Lifemark, owned by Loblaw, provides services that include physiotherapy, massage therapy, chiropractic treatment and rehabilitation. It already has more than 300 clinics across Canada, and promotes itself to other clinics, either as a potential acquisitor or offering them a chance to sign on as an affiliate clinic that receives referrals from the chain – with the possibility of benefiting from Lifemark’s PPNs with insurers.

Lifemark did not respond to a question about how many PPN arrangements it has. A “preferred affiliate” contract sent to one clinic, which was reviewed by The Globe, included a list of customers who have a “preferred provider agreement or similar arrangement with Lifemark.” Those customers included major insurers such as Allstate, Aviva, the Co-operators, Desjardins, Intact and TD Insurance, among others. (The Globe is not identifying the clinic because the owner was not authorized to share the agreement.)

Lifemark spokesperson Brenda Grob confirmed in an e-mail that the company “participates as a preferred provider network for a number of insurance companies,” but declined to say whether the list of insurance companies in the contract was up-to-date or complete.

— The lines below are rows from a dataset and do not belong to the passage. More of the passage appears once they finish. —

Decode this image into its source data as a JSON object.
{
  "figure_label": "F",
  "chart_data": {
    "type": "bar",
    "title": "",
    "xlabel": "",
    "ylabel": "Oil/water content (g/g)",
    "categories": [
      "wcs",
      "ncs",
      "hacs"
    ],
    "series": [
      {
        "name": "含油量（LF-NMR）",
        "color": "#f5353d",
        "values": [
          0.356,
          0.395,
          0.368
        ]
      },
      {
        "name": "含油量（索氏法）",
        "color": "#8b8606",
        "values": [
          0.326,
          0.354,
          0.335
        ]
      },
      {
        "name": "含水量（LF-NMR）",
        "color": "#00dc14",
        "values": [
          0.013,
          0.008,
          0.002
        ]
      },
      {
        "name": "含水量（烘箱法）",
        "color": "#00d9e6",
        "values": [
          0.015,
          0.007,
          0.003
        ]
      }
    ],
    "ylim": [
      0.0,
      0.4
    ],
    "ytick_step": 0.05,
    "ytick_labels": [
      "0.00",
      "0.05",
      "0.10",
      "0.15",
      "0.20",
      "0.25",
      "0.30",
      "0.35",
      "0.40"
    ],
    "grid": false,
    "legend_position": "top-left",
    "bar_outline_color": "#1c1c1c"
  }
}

However, Ms. Grob said, “every insured patient has full choice on where they choose to seek care.”

The contract also says that any clinics who sign on as “preferred affiliates” are subject to paying an “administrative fee” to Lifemark that is worth 15 per cent of the total amount charged to each file by a client referred by Lifemark. Ms. Grob said the fee covers costs related to supporting “the clinic and the patient through the insurance process.”

Laurie Davis, executive director of the Ontario Rehab Alliance, which represents nearly 4,000 health care professionals in Ontario, said such a charge seemed to be a referral fee. “This essentially amounts to: I’m paying you to send me people,” she said.

The Ontario College of Physiotherapists has conflict-of-interest rules that forbid physiotherapists from either paying or receiving fees for clients referred to them.

When asked by The Globe about the fee, the college said only that it “does not currently have specific guidance related to preferred provider networks.”

Although regulators say patients must be informed about their choice of provider, health care professionals worry transparency is lacking and posed to get worse.

Last year, FSRA released a consumer research report that contained survey data on various options to reduce auto insurance premiums. The poll of 1,455 Ontarians found 33 per cent would be willing to sign on to use an insurance company’s preferred providers in exchange for a premium cut.

Ms. Davis said her group found the survey question concerning because it suggested the regulator could encourage the use of closed PPNs and further limit patients’ treatment options.

“At time of auto insurance purchase or renewal, most consumers will be driven by achieving the lowest premium cost possible, with little understanding of the impact of this decision,” the alliance wrote in a letter to FSRA in December.

Editor’s note: An earlier version of the story stated The Co-operators Group Ltd. declined to comment for the story. The company did provide comment prior to deadline that they currently operate an open PPN.